The CAMERA team will review research and other literature relating to the licensing of doctors in other countries comparable to the UK. Their findings will be used by the GMC to address how national licensing examinations in the UK will be adopted and put into practice.
The final report will be published in January 2015.
The study will be carried out by a team led by Dr. Julian Archer, Director of CAMERA. He said:
“We are delighted to have been chosen by the GMC to carry out this scoping work. National licensing examinations for doctors are not new, and we will be reviewing the literature relating to licensing examination structures in countries similar to the UK to help the GMC assess effective ways of introducing such examinations here.”

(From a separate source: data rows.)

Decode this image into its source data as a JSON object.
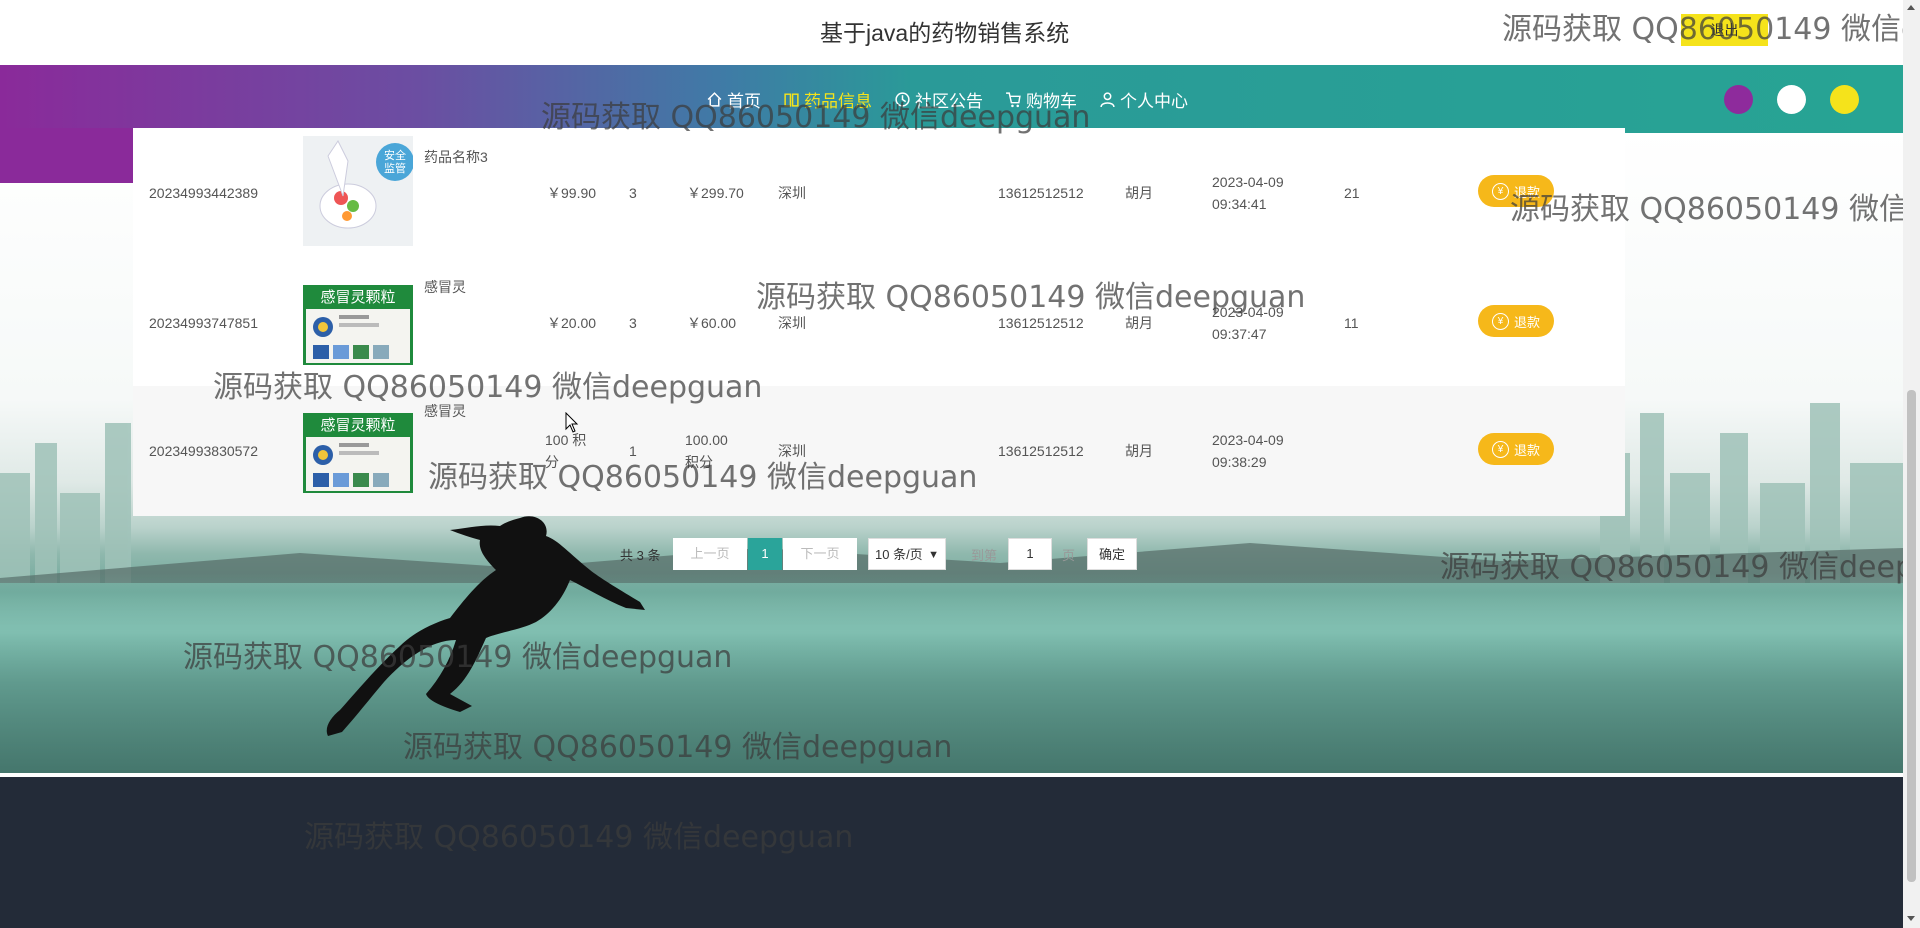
{
  "header": {
    "site_title": "基于java的药物销售系统",
    "logout_label": "退出"
  },
  "nav": {
    "items": [
      {
        "label": "首页",
        "icon": "home-icon"
      },
      {
        "label": "药品信息",
        "icon": "book-icon",
        "active": true
      },
      {
        "label": "社区公告",
        "icon": "clock-icon"
      },
      {
        "label": "购物车",
        "icon": "cart-icon"
      },
      {
        "label": "个人中心",
        "icon": "user-icon"
      }
    ],
    "theme_colors": [
      "#8e2b9c",
      "#ffffff",
      "#f5e31b"
    ]
  },
  "orders": {
    "rows": [
      {
        "order_no": "20234993442389",
        "product_name": "药品名称3",
        "thumb_text": "安全\n监管",
        "price": "￥99.90",
        "qty": "3",
        "total": "￥299.70",
        "address": "深圳",
        "phone": "13612512512",
        "name": "胡月",
        "date": "2023-04-09",
        "time": "09:34:41",
        "extra": "21",
        "action_label": "退款"
      },
      {
        "order_no": "20234993747851",
        "product_name": "感冒灵",
        "thumb_text": "感冒灵颗粒",
        "price": "￥20.00",
        "qty": "3",
        "total": "￥60.00",
        "address": "深圳",
        "phone": "13612512512",
        "name": "胡月",
        "date": "2023-04-09",
        "time": "09:37:47",
        "extra": "11",
        "action_label": "退款"
      },
      {
        "order_no": "20234993830572",
        "product_name": "感冒灵",
        "thumb_text": "感冒灵颗粒",
        "price": "100 积分",
        "qty": "1",
        "total": "100.00 积分",
        "address": "深圳",
        "phone": "13612512512",
        "name": "胡月",
        "date": "2023-04-09",
        "time": "09:38:29",
        "extra": "",
        "action_label": "退款"
      }
    ]
  },
  "pagination": {
    "total": "共 3 条",
    "prev": "上一页",
    "current": "1",
    "next": "下一页",
    "page_size": "10 条/页",
    "goto": "到第",
    "goto_value": "1",
    "page_unit": "页",
    "confirm": "确定"
  },
  "watermark": "源码获取 QQ86050149 微信deepguan"
}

“The GMC has to strike the balance between protecting patients while complying with European and international laws protecting the rights of workers – making its role of assuring each doctor in the UK is appropriately trained and fit to practise a complex one. A national licensing examination process, taken when a doctor graduates or early on in their careers, is a way forward – regardless of where they trained or subsequently worked. Our research will help the GMC come to a decision on this.”